Scarborough power station operating data, 1946–8
| Year | Load factor per cent | Max output load MW | Electricity supplied MWh | Thermal efficiency per cent |
|---|---|---|---|---|
| 1946 | 13.6 | 6,890 | 8,229 | 11.96 |
| 1948 | – | 10,270 | 34,000 | – |

The British electricity supply industry was nationalised in 1948 under the provisions of the Electricity Act 1947 (10 & 11 Geo. 6. c. 54). The Scarborough electricity undertaking was abolished, ownership of Scarborough power station was vested in the British Electricity Authority, and subsequently the Central Electricity Authority and the Central Electricity Generating Board (CEGB). At the same time the electricity distribution and sales responsibilities of the Scarborough electricity undertaking were transferred to the Yorkshire Electricity Board (YEB).

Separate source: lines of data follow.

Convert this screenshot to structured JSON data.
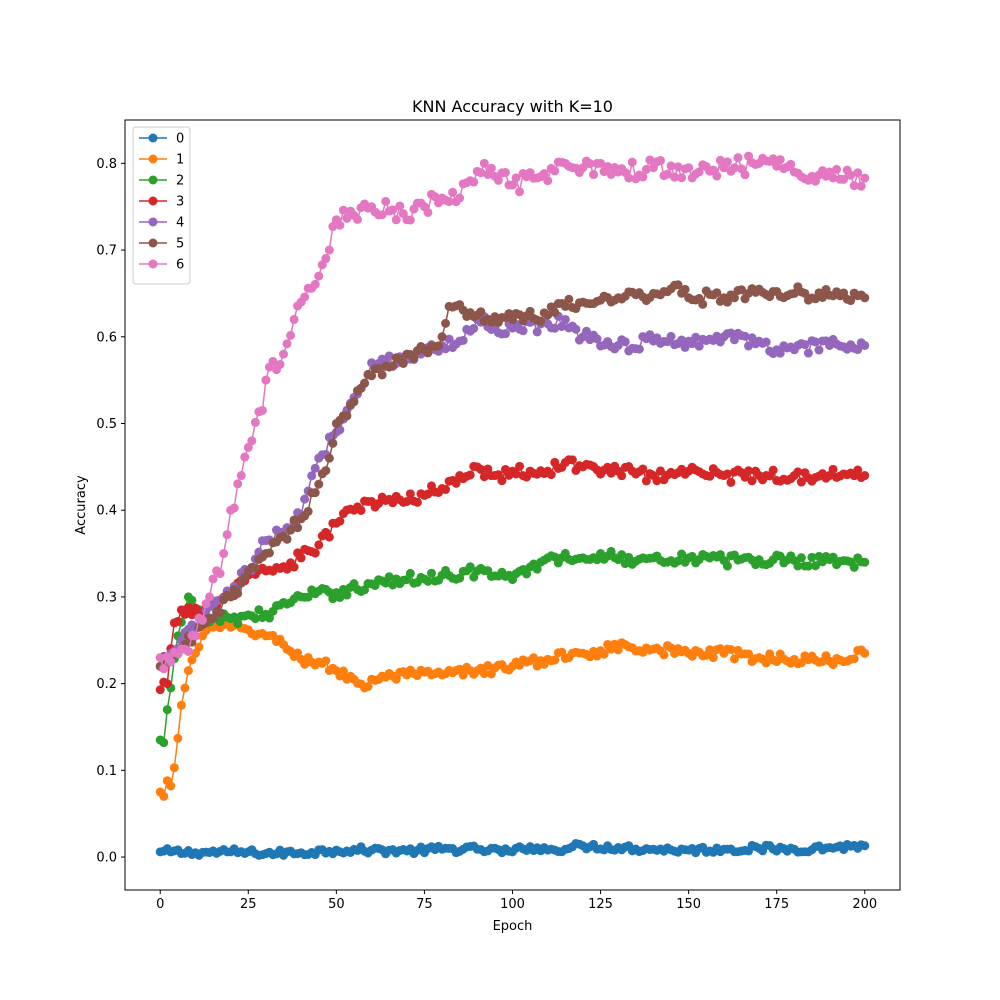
{
  "chart_data": {
    "type": "line",
    "title": "KNN Accuracy with K=10",
    "xlabel": "Epoch",
    "ylabel": "Accuracy",
    "xlim": [
      -10,
      210
    ],
    "ylim": [
      -0.038,
      0.85
    ],
    "xticks": [
      0,
      25,
      50,
      75,
      100,
      125,
      150,
      175,
      200
    ],
    "yticks": [
      0.0,
      0.1,
      0.2,
      0.3,
      0.4,
      0.5,
      0.6,
      0.7,
      0.8
    ],
    "ytick_labels": [
      "0.0",
      "0.1",
      "0.2",
      "0.3",
      "0.4",
      "0.5",
      "0.6",
      "0.7",
      "0.8"
    ],
    "grid": false,
    "legend_position": "top-left",
    "marker": "circle",
    "series": [
      {
        "name": "0",
        "color": "#1f77b4",
        "anchors": [
          [
            0,
            0.006
          ],
          [
            10,
            0.005
          ],
          [
            20,
            0.006
          ],
          [
            30,
            0.004
          ],
          [
            40,
            0.005
          ],
          [
            50,
            0.008
          ],
          [
            60,
            0.008
          ],
          [
            70,
            0.007
          ],
          [
            80,
            0.009
          ],
          [
            90,
            0.009
          ],
          [
            100,
            0.006
          ],
          [
            105,
            0.012
          ],
          [
            110,
            0.008
          ],
          [
            120,
            0.013
          ],
          [
            130,
            0.011
          ],
          [
            140,
            0.009
          ],
          [
            150,
            0.008
          ],
          [
            160,
            0.009
          ],
          [
            170,
            0.01
          ],
          [
            180,
            0.009
          ],
          [
            190,
            0.011
          ],
          [
            200,
            0.013
          ]
        ],
        "noise": 0.004
      },
      {
        "name": "1",
        "color": "#ff7f0e",
        "anchors": [
          [
            0,
            0.075
          ],
          [
            1,
            0.07
          ],
          [
            2,
            0.088
          ],
          [
            3,
            0.082
          ],
          [
            4,
            0.103
          ],
          [
            5,
            0.137
          ],
          [
            6,
            0.175
          ],
          [
            7,
            0.195
          ],
          [
            8,
            0.215
          ],
          [
            10,
            0.235
          ],
          [
            12,
            0.255
          ],
          [
            15,
            0.265
          ],
          [
            20,
            0.265
          ],
          [
            25,
            0.262
          ],
          [
            30,
            0.255
          ],
          [
            35,
            0.245
          ],
          [
            40,
            0.228
          ],
          [
            45,
            0.225
          ],
          [
            50,
            0.215
          ],
          [
            55,
            0.205
          ],
          [
            58,
            0.195
          ],
          [
            60,
            0.205
          ],
          [
            70,
            0.21
          ],
          [
            80,
            0.21
          ],
          [
            90,
            0.215
          ],
          [
            100,
            0.22
          ],
          [
            110,
            0.228
          ],
          [
            120,
            0.235
          ],
          [
            125,
            0.238
          ],
          [
            132,
            0.245
          ],
          [
            140,
            0.24
          ],
          [
            150,
            0.235
          ],
          [
            160,
            0.235
          ],
          [
            170,
            0.23
          ],
          [
            180,
            0.228
          ],
          [
            190,
            0.226
          ],
          [
            200,
            0.235
          ]
        ],
        "noise": 0.006
      },
      {
        "name": "2",
        "color": "#2ca02c",
        "anchors": [
          [
            0,
            0.135
          ],
          [
            1,
            0.132
          ],
          [
            2,
            0.17
          ],
          [
            3,
            0.195
          ],
          [
            5,
            0.255
          ],
          [
            7,
            0.285
          ],
          [
            8,
            0.3
          ],
          [
            10,
            0.28
          ],
          [
            15,
            0.275
          ],
          [
            20,
            0.275
          ],
          [
            30,
            0.28
          ],
          [
            40,
            0.3
          ],
          [
            50,
            0.305
          ],
          [
            60,
            0.315
          ],
          [
            70,
            0.32
          ],
          [
            80,
            0.325
          ],
          [
            90,
            0.33
          ],
          [
            100,
            0.32
          ],
          [
            110,
            0.345
          ],
          [
            120,
            0.345
          ],
          [
            125,
            0.35
          ],
          [
            130,
            0.343
          ],
          [
            140,
            0.345
          ],
          [
            150,
            0.345
          ],
          [
            160,
            0.342
          ],
          [
            170,
            0.343
          ],
          [
            180,
            0.342
          ],
          [
            190,
            0.343
          ],
          [
            200,
            0.34
          ]
        ],
        "noise": 0.007
      },
      {
        "name": "3",
        "color": "#d62728",
        "anchors": [
          [
            0,
            0.193
          ],
          [
            2,
            0.2
          ],
          [
            4,
            0.27
          ],
          [
            6,
            0.285
          ],
          [
            8,
            0.288
          ],
          [
            12,
            0.28
          ],
          [
            16,
            0.29
          ],
          [
            20,
            0.305
          ],
          [
            25,
            0.325
          ],
          [
            30,
            0.33
          ],
          [
            35,
            0.335
          ],
          [
            40,
            0.345
          ],
          [
            45,
            0.36
          ],
          [
            50,
            0.385
          ],
          [
            55,
            0.4
          ],
          [
            60,
            0.41
          ],
          [
            70,
            0.41
          ],
          [
            80,
            0.425
          ],
          [
            85,
            0.44
          ],
          [
            90,
            0.45
          ],
          [
            95,
            0.44
          ],
          [
            100,
            0.445
          ],
          [
            110,
            0.445
          ],
          [
            115,
            0.455
          ],
          [
            120,
            0.45
          ],
          [
            130,
            0.445
          ],
          [
            140,
            0.44
          ],
          [
            150,
            0.445
          ],
          [
            160,
            0.44
          ],
          [
            170,
            0.44
          ],
          [
            180,
            0.44
          ],
          [
            190,
            0.44
          ],
          [
            200,
            0.44
          ]
        ],
        "noise": 0.008
      },
      {
        "name": "4",
        "color": "#9467bd",
        "anchors": [
          [
            0,
            0.22
          ],
          [
            3,
            0.235
          ],
          [
            6,
            0.25
          ],
          [
            10,
            0.265
          ],
          [
            15,
            0.29
          ],
          [
            20,
            0.305
          ],
          [
            25,
            0.33
          ],
          [
            30,
            0.365
          ],
          [
            35,
            0.375
          ],
          [
            40,
            0.395
          ],
          [
            45,
            0.46
          ],
          [
            50,
            0.49
          ],
          [
            55,
            0.53
          ],
          [
            60,
            0.57
          ],
          [
            70,
            0.575
          ],
          [
            80,
            0.59
          ],
          [
            85,
            0.595
          ],
          [
            90,
            0.62
          ],
          [
            95,
            0.61
          ],
          [
            100,
            0.61
          ],
          [
            110,
            0.615
          ],
          [
            115,
            0.62
          ],
          [
            120,
            0.6
          ],
          [
            130,
            0.59
          ],
          [
            140,
            0.595
          ],
          [
            150,
            0.595
          ],
          [
            160,
            0.6
          ],
          [
            170,
            0.595
          ],
          [
            175,
            0.585
          ],
          [
            180,
            0.585
          ],
          [
            190,
            0.59
          ],
          [
            200,
            0.59
          ]
        ],
        "noise": 0.008
      },
      {
        "name": "5",
        "color": "#8c564b",
        "anchors": [
          [
            0,
            0.22
          ],
          [
            3,
            0.23
          ],
          [
            6,
            0.24
          ],
          [
            10,
            0.255
          ],
          [
            15,
            0.275
          ],
          [
            20,
            0.3
          ],
          [
            25,
            0.33
          ],
          [
            30,
            0.35
          ],
          [
            35,
            0.37
          ],
          [
            40,
            0.39
          ],
          [
            45,
            0.43
          ],
          [
            48,
            0.46
          ],
          [
            50,
            0.5
          ],
          [
            55,
            0.525
          ],
          [
            60,
            0.555
          ],
          [
            65,
            0.565
          ],
          [
            70,
            0.58
          ],
          [
            75,
            0.585
          ],
          [
            80,
            0.6
          ],
          [
            82,
            0.635
          ],
          [
            90,
            0.625
          ],
          [
            100,
            0.62
          ],
          [
            110,
            0.625
          ],
          [
            115,
            0.635
          ],
          [
            120,
            0.64
          ],
          [
            130,
            0.645
          ],
          [
            140,
            0.65
          ],
          [
            147,
            0.66
          ],
          [
            150,
            0.645
          ],
          [
            160,
            0.645
          ],
          [
            170,
            0.655
          ],
          [
            180,
            0.65
          ],
          [
            190,
            0.648
          ],
          [
            200,
            0.645
          ]
        ],
        "noise": 0.008
      },
      {
        "name": "6",
        "color": "#e377c2",
        "anchors": [
          [
            0,
            0.23
          ],
          [
            3,
            0.225
          ],
          [
            6,
            0.24
          ],
          [
            10,
            0.255
          ],
          [
            14,
            0.3
          ],
          [
            18,
            0.35
          ],
          [
            20,
            0.4
          ],
          [
            23,
            0.44
          ],
          [
            26,
            0.48
          ],
          [
            29,
            0.515
          ],
          [
            31,
            0.565
          ],
          [
            35,
            0.58
          ],
          [
            38,
            0.62
          ],
          [
            40,
            0.64
          ],
          [
            45,
            0.67
          ],
          [
            48,
            0.7
          ],
          [
            50,
            0.735
          ],
          [
            55,
            0.74
          ],
          [
            60,
            0.75
          ],
          [
            65,
            0.745
          ],
          [
            70,
            0.735
          ],
          [
            75,
            0.75
          ],
          [
            80,
            0.76
          ],
          [
            85,
            0.76
          ],
          [
            88,
            0.78
          ],
          [
            92,
            0.8
          ],
          [
            95,
            0.785
          ],
          [
            100,
            0.775
          ],
          [
            110,
            0.78
          ],
          [
            115,
            0.8
          ],
          [
            120,
            0.795
          ],
          [
            125,
            0.8
          ],
          [
            130,
            0.79
          ],
          [
            140,
            0.795
          ],
          [
            150,
            0.795
          ],
          [
            160,
            0.795
          ],
          [
            170,
            0.8
          ],
          [
            180,
            0.79
          ],
          [
            190,
            0.79
          ],
          [
            200,
            0.783
          ]
        ],
        "noise": 0.012
      }
    ]
  }
}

===Operating data 1954–58===
Operating data for the period 1954–58 was:

Scarborough power station operating data, 1954–58
| Year | Running hours | Max output capacity MW | Electricity supplied GWh | Thermal efficiency per cent |
|---|---|---|---|---|
| 1954 | 2410 | 7 | 9.934 | 12.98 |
| 1955 | 2717 | 7 | 11.107 | 12.53 |
| 1956 | 2980 | 7 | 13.667 | 13.36 |
| 1957 | 2856 | 7 | 12.685 | 13.96 |
| 1958 | 1955 | 7 | 8.574 | 12.27 |

==Closure==
Scarborough power station was decommissioned on 18 October 1958. The buildings were subsequently demolished and the area was redeveloped as an industrial estate.